彼らは国策捜査でD通を荒らす自分たちを、目の敵にしている。D通職員が気を利かせて言った。

「この棒、何なら持っていきますか。僕らはもう使わないですし。国運が上向くかも」

「今更そんなイヤミを言っても、どうにもなりませんよ」

 

 

お前らは過重労働を叩いているんじゃなかったのかよ。お前らのせいで、俺たちは過労死寸前だよ。

彼らのポテンシャルは半減していた。

霞が関に初老のオッサンが6人、足取りが重い。

全員、かなりの重役連中だが、過労のせいで、整った顔(例外もある)に刻まれた細かい皺は皺はますます深くなり、

整髪剤で無理やりテカりをつけたごま塩頭から、白いイモ毛が出ているが、ダンディが身上の彼らも、互いに指摘しない。

指摘しても仕方ないことは、指摘しない。

そろそろ寝不足がキツイ年になり、若い頃はいくら働いてもアドレナリン以外のものは何も湧いてこなかったのに。

 

D通幹部3は、上を見上げた。

何度見ても、全くダサイ建物だった。マジック・ミラーくらい使えばいいのに。

上の方の窓には、網がはってあった。

あれは自殺防止用という噂だった。

大上段から人々に過労死をしいている、お前らこそが叩かれろと思う。

うちは今、労基に踏み込まれてかなりゴタゴタしてはいるものの、霞が関にも死人は多いという。

彼らが窓枠を外して外へ飛び降りるに至る理由は、D通幹部3たちとは、違うかもしれないが。

マジックミラーに金網は張れないが、その代り、椅子を思いっきり叩きつけても割れない強度があるから、そんなものは必要ない。

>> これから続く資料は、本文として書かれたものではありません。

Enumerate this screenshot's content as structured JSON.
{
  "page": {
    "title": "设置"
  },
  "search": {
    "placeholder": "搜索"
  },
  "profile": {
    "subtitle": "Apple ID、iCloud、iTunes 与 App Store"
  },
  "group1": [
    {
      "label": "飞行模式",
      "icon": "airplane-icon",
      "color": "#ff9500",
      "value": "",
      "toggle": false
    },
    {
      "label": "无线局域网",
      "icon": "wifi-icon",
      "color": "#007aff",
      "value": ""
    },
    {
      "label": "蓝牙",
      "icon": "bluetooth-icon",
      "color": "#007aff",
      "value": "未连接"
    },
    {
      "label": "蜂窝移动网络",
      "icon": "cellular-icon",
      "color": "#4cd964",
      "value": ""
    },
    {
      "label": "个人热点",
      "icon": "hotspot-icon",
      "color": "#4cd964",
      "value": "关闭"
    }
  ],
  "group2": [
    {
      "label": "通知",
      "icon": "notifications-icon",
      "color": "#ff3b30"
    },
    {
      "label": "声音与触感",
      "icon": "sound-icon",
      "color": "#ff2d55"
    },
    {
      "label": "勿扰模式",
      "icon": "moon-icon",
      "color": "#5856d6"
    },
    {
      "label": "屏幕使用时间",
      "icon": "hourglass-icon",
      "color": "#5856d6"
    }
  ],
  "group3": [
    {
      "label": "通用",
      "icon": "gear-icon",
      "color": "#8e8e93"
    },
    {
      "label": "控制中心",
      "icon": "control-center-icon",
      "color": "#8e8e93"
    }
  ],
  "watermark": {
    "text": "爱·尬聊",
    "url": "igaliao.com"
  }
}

ただ残念ながら自殺の手段は、飛び降り以外にもいくらでもあった。

 

 

D通幹部1は、指を折ってみた。

現役政府閣僚の子弟A、かつてのJ民党のドンの子弟B、総務省幹部の子弟C、いかなスキャンダルを起こそうが、うちが潰れるとは考えにくい。

同輩のシケた顔を見ると、昔の飲み会のノリに戻って、雄たけびの1つも上げたくなるが、

今日は大人しくしていないといけないし。今日はっていうか、最近はずっとエクストリーム謝罪、お辞儀は腰からしっかり、60度。

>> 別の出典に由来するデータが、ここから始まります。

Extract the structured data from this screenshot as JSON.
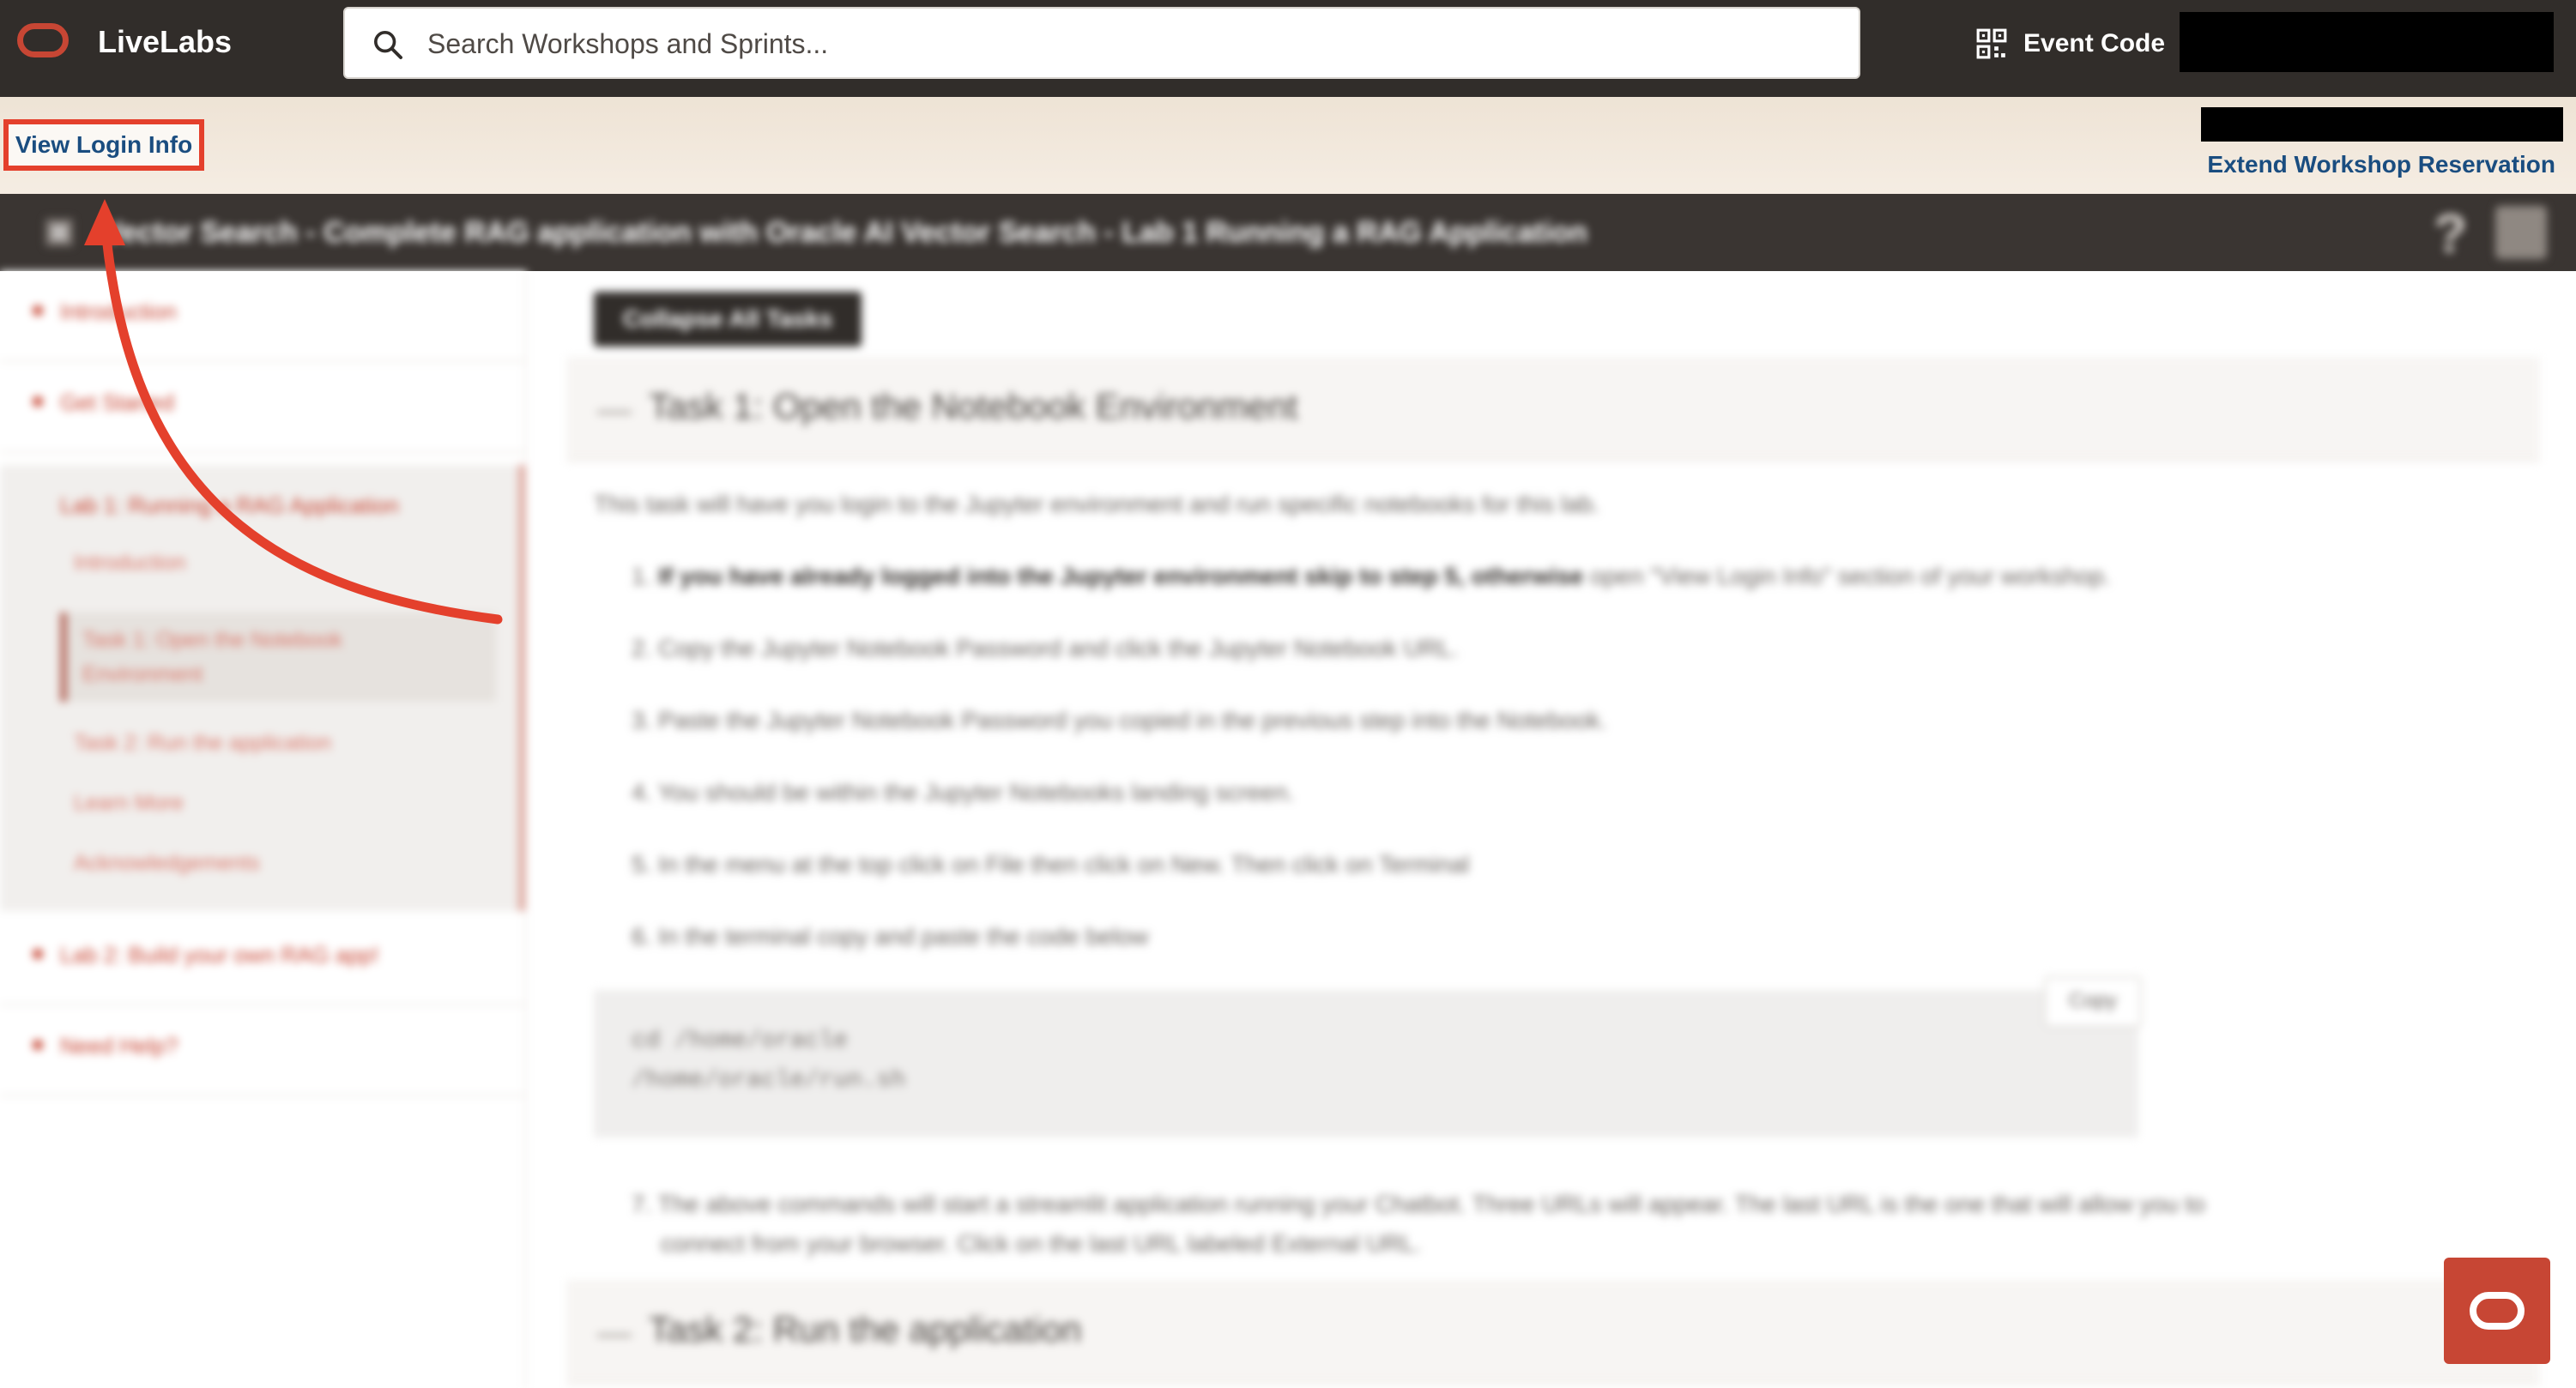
{
  "header": {
    "brand": "LiveLabs",
    "search_placeholder": "Search Workshops and Sprints...",
    "event_code_label": "Event Code"
  },
  "subheader": {
    "view_login_label": "View Login Info",
    "extend_label": "Extend Workshop Reservation"
  },
  "titlebar": {
    "title": "Vector Search - Complete RAG application with Oracle AI Vector Search - Lab 1 Running a RAG Application",
    "help_glyph": "?"
  },
  "sidebar": {
    "items_top": [
      "Introduction",
      "Get Started"
    ],
    "group_title": "Lab 1: Running a RAG Application",
    "group_items": [
      "Introduction",
      "Task 1: Open the Notebook Environment",
      "Task 2: Run the application",
      "Learn More",
      "Acknowledgements"
    ],
    "items_bottom": [
      "Lab 2: Build your own RAG app!",
      "Need Help?"
    ]
  },
  "content": {
    "collapse_label": "Collapse All Tasks",
    "task1_title": "Task 1: Open the Notebook Environment",
    "intro": "This task will have you login to the Jupyter environment and run specific notebooks for this lab.",
    "steps": [
      {
        "n": "1.",
        "bold": "If you have already logged into the Jupyter environment skip to step 5, otherwise",
        "rest": " open \"View Login Info\" section of your workshop."
      },
      {
        "n": "2.",
        "bold": "",
        "rest": "Copy the Jupyter Notebook Password and click the Jupyter Notebook URL."
      },
      {
        "n": "3.",
        "bold": "",
        "rest": "Paste the Jupyter Notebook Password you copied in the previous step into the Notebook."
      },
      {
        "n": "4.",
        "bold": "",
        "rest": "You should be within the Jupyter Notebooks landing screen."
      },
      {
        "n": "5.",
        "bold": "",
        "rest": "In the menu at the top click on File then click on New. Then click on Terminal"
      },
      {
        "n": "6.",
        "bold": "",
        "rest": "In the terminal copy and paste the code below"
      }
    ],
    "code_lines": [
      "cd /home/oracle",
      "/home/oracle/run.sh"
    ],
    "copy_label": "Copy",
    "step7_line1": "7. The above commands will start a streamlit application running your Chatbot. Three URLs will appear. The last URL is the one that will allow you to",
    "step7_line2": "connect from your browser. Click on the last URL labeled External URL.",
    "task2_title": "Task 2: Run the application"
  },
  "colors": {
    "brand_red": "#c74634",
    "topbar_bg": "#312d2a",
    "link_blue": "#1a4d80",
    "annotation_red": "#e4402c"
  },
  "icons": [
    "search-icon",
    "qr-code-icon",
    "menu-icon",
    "help-icon",
    "save-icon",
    "oracle-logo-icon",
    "annotation-arrow"
  ]
}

こういうの新人の頃に死ぬほどやったじゃん。当時の苦労を思えば、何でもない。

しかし、謝罪の先が、何故こいつ。

「この件は、そろそろ、お終いにしよう。過剰労働という社会悪を撲滅せんとして、君らは十分叩かれた。禊は終わったよ」

D通幹部1は、そんなことを言ってくれそうな政府関係者の顔を思い浮かべ、次から次へと湧いてくる不吉な想像を止めようとした。